Culture-independent approaches have revolutionized our understanding of microbial diversity and evolution (10); however, laboratory cultures are essential for detailed investigations of complex organismal biology and core biosynthetic capacities and to infer specialized functions within communities. There have been examples of genome-informed isolation of novel microbes, in which sequence-derived information was useful to select appropriate cultivation conditions (6, 7, 80). Similarly, genomic information and characteristics described for current SAGs may be useful to select appropriate cultivation conditions. All of the SAGs described above share an isolation origin, the Populus root environment, which is rich in complex plant polysaccharides like cellulose, hemicellulose, and other complex heteropolysaccharides. Uncultured bacteria, predominantly diverse Planctomycetes, have been shown to be adapted to use these complex heteropolysaccharides for growth, followed by populations of Armatimonadetes and Verrucomicrobia as secondary consumers (81). The current SAGs of Planctomycetes and Verrucomicrobia contain a variety of glycoside hydrolase, polysaccharide, and pectate lyase genes, suggesting the possibility of a mechanism to scavenge a wide variety of plant oligosaccharides and polysaccharides. Therefore, the use of these complex heteropolysaccharides in a growth medium may provide a means for culturing these bacteria by reducing resource competition. The presence of the urease gene cluster and the additional pH tolerance mechanisms of Planctomycetes SAGs hint that growth media with extreme pH conditions and urea as a sole nitrogen source might further reduce nutrient competition.
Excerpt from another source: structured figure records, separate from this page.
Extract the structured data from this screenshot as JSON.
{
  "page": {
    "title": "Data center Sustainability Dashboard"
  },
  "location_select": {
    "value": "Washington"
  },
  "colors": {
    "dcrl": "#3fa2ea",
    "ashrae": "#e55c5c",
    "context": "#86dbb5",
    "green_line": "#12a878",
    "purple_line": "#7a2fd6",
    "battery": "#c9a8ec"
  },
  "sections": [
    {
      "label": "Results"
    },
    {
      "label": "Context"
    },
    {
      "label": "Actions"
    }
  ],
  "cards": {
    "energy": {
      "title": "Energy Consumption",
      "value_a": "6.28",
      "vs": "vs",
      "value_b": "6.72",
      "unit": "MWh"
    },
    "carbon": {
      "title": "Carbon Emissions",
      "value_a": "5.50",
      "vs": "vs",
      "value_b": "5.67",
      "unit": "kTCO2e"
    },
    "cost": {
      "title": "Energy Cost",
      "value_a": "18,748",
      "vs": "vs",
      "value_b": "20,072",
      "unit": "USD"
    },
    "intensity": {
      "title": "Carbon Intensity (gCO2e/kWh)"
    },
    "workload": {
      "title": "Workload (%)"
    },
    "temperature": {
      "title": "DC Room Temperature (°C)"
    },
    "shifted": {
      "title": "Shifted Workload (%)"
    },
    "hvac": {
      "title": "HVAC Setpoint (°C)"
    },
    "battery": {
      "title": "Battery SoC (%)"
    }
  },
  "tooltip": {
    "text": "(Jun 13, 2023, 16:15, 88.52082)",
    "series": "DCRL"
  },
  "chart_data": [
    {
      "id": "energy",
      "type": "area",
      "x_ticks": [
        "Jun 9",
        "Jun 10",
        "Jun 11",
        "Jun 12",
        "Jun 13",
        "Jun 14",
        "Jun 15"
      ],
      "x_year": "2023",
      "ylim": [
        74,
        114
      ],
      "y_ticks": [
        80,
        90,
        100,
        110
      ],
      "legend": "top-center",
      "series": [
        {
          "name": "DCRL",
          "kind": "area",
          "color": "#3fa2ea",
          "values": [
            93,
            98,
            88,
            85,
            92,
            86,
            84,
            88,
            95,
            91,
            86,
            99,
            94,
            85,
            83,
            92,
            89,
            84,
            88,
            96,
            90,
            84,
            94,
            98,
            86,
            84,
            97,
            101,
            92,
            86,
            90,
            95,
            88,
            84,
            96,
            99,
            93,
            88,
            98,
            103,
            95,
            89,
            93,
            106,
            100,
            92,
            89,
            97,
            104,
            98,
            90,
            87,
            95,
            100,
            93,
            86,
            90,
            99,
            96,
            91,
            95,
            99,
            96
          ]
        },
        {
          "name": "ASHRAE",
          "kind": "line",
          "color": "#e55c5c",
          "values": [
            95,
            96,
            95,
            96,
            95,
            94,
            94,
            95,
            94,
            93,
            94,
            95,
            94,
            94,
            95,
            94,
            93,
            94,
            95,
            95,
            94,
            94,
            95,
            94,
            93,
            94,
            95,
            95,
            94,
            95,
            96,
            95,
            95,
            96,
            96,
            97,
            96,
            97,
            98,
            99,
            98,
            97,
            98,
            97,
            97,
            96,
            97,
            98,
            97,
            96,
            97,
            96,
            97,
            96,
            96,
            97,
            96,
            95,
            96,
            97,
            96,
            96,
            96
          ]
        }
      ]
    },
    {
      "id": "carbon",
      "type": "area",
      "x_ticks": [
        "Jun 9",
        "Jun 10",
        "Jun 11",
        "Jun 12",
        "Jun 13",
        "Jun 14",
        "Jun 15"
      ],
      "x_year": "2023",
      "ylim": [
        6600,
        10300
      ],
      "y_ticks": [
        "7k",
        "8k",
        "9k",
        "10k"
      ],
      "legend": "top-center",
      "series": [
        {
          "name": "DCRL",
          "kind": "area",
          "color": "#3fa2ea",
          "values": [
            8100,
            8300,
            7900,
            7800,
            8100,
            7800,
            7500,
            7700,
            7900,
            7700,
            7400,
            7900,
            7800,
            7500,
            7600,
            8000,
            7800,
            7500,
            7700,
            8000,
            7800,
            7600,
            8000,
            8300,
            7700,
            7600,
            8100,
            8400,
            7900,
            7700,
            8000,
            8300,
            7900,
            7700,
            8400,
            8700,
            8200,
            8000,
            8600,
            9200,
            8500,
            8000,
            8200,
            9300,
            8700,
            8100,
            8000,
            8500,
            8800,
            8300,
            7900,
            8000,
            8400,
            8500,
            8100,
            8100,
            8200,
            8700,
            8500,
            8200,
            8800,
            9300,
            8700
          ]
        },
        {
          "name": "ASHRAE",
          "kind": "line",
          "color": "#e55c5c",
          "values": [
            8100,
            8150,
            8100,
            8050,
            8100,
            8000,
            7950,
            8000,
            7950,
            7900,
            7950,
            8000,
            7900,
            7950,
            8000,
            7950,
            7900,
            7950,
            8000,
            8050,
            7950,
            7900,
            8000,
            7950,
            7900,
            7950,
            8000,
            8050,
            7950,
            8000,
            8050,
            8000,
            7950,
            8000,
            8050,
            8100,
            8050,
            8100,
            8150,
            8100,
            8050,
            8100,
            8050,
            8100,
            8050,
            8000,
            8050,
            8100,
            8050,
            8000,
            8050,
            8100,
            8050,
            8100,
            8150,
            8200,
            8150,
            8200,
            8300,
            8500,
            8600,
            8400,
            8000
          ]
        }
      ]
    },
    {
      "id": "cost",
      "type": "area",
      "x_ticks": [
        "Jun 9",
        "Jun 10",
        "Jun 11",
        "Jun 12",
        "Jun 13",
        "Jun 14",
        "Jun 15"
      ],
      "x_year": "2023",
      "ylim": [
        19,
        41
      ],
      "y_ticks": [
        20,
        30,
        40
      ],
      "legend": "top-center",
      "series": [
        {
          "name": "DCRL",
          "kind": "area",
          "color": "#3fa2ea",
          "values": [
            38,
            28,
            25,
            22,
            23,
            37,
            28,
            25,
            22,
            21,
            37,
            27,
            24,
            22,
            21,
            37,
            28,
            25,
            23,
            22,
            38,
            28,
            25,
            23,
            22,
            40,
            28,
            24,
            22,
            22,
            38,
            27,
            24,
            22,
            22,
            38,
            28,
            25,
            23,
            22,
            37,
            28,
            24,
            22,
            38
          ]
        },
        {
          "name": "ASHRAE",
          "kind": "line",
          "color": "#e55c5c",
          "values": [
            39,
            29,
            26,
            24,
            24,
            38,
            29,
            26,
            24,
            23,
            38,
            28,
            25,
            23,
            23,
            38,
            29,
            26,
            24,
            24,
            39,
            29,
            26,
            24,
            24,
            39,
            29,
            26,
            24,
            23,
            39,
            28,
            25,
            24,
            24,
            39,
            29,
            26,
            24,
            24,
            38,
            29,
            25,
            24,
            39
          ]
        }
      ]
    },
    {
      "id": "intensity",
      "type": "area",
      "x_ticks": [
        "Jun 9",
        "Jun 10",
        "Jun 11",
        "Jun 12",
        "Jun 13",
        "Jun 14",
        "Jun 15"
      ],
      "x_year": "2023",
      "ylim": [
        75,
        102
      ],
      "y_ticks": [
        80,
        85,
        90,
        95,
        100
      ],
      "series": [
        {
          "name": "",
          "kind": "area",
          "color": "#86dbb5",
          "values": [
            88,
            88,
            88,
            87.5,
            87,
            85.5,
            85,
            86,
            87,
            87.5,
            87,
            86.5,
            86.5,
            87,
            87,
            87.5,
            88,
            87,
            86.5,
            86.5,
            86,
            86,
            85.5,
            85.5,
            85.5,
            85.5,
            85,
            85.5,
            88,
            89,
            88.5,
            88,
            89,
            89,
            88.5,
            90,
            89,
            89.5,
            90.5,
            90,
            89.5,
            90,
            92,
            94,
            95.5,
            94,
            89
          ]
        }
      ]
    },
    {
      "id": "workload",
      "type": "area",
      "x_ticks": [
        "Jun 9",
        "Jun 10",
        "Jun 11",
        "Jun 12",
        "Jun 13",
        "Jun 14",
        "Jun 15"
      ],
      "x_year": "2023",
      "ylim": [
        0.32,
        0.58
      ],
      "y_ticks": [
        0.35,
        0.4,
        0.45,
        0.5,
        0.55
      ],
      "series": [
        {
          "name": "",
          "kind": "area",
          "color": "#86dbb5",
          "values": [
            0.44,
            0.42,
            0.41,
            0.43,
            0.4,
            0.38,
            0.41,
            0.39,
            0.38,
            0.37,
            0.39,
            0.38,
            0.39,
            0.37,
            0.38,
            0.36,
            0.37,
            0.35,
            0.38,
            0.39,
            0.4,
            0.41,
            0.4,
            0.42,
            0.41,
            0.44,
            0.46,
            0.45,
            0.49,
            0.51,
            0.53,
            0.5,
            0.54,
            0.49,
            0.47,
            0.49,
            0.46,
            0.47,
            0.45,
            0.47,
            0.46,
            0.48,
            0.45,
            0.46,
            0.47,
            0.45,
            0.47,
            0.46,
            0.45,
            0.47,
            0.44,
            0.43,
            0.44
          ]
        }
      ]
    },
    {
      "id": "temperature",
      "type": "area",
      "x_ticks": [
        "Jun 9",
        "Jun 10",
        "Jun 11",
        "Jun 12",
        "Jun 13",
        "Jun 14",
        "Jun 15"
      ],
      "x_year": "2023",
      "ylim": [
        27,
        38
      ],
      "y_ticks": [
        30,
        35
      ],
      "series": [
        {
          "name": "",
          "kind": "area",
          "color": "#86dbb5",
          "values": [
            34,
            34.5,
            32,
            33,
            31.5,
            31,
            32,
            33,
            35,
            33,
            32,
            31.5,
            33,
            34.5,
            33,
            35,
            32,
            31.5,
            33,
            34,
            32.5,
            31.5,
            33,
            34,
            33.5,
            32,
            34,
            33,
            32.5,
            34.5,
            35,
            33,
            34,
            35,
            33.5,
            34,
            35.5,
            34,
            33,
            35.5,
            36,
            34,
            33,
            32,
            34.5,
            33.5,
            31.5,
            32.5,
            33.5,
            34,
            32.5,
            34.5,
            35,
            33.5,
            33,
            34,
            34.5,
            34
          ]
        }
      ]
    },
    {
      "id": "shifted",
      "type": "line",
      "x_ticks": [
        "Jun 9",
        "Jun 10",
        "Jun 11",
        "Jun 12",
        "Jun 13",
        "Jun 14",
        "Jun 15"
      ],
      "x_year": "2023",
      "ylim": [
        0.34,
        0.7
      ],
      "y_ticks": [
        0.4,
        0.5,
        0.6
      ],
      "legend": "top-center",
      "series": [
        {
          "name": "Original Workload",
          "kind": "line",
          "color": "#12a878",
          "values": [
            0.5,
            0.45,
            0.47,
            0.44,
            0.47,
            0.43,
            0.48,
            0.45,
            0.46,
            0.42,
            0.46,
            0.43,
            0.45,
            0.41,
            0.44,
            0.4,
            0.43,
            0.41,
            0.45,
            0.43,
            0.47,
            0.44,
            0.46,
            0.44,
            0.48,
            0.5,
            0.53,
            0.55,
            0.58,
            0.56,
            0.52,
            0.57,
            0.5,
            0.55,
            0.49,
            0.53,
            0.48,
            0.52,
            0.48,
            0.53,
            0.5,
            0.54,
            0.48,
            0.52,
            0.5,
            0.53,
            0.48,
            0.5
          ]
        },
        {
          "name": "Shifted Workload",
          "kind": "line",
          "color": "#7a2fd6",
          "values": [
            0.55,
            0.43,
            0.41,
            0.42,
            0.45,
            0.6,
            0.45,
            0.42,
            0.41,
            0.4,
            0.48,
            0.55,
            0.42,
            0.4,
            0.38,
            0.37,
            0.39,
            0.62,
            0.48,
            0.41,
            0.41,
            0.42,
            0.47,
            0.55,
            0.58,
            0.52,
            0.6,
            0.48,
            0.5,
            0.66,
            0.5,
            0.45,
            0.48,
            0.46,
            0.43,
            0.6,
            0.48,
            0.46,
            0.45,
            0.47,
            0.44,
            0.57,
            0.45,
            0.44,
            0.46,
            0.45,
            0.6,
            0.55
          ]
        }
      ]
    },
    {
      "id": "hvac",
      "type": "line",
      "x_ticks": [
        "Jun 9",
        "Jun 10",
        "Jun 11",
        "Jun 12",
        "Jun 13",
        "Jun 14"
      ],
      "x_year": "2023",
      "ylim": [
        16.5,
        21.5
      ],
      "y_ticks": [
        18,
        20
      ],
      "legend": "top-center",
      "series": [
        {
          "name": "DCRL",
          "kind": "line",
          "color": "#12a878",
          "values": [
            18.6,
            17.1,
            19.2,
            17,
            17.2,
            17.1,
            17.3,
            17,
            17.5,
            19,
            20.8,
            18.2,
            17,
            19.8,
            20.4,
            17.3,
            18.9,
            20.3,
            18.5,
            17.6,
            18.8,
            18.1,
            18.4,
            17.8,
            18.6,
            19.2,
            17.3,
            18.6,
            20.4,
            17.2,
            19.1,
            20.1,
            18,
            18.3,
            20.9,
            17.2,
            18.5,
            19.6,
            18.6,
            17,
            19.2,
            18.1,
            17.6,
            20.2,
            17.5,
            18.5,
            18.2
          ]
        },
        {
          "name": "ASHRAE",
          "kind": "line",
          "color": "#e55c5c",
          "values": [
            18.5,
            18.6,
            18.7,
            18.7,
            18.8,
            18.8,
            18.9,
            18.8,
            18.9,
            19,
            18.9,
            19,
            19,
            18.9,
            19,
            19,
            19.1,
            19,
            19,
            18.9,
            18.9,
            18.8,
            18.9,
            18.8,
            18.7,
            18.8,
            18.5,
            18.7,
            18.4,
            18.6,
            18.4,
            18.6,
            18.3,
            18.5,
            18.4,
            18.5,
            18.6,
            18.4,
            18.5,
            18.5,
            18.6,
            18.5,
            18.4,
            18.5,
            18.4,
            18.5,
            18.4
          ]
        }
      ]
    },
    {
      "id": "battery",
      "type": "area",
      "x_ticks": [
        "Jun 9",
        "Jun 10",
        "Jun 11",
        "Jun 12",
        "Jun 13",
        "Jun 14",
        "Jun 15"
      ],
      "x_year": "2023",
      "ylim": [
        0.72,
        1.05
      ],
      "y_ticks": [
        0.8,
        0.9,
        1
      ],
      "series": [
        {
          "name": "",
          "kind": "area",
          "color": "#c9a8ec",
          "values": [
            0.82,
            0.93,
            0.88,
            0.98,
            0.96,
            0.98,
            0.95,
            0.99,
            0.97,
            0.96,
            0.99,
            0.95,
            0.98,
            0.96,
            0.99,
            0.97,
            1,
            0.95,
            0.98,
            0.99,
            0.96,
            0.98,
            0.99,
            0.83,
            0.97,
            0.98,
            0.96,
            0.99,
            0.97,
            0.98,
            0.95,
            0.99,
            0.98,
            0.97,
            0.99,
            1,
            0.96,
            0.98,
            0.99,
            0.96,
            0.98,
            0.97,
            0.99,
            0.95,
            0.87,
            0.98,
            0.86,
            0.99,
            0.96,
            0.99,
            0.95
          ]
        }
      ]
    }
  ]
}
Similarly, the putative biotin biosynthesis ability of the Armatimonadetes SAG would suggest that growth media lacking biotin could limit the growth of biotin heterotrophs. Several of these conditions, including use of diluted, low-nutrient, low-pH media and use of a complex heteropolysaccharide as an energy source, were key to the successful cultivation of first member of phylum Armatimonadetes (OP10) (82) and may also facilitate future cultivation efforts for the organisms represented by these SAGs.

Conclusion.

Physical separation and isolation of plant-associated bacteria from plant material are challenging tasks. Our modified enrichment protocol based on differential and density gradient centrifugation was able to achieve a significant reduction in contaminating plant debris and DNA and enriched for bacteria from the rhizosphere and endosphere. This protocol also enabled single-cell genomic analyses of enriched bacterial samples that generated genomes of previously uncultured bacteria of interest. Bioinformatics and comparative genomic analyses revealed the unique characteristics of these SAGs compared to their close relatives. The unique characteristics include the presence of the biotin biosynthesis gene cluster in Armatimonadetes SAG, the urease gene cluster in Planctomycetes SAGs, and the putative ability to degrade complex plant material in Verrucomicrobia SAG. This genomic information may facilitate future efforts to culture these bacteria. This study provides a modified enrichment protocol for the separation and isolation of a live endophytic bacterial sample and facilitates further analyses by single-cell genomics, metagenomics, or culture-based methods.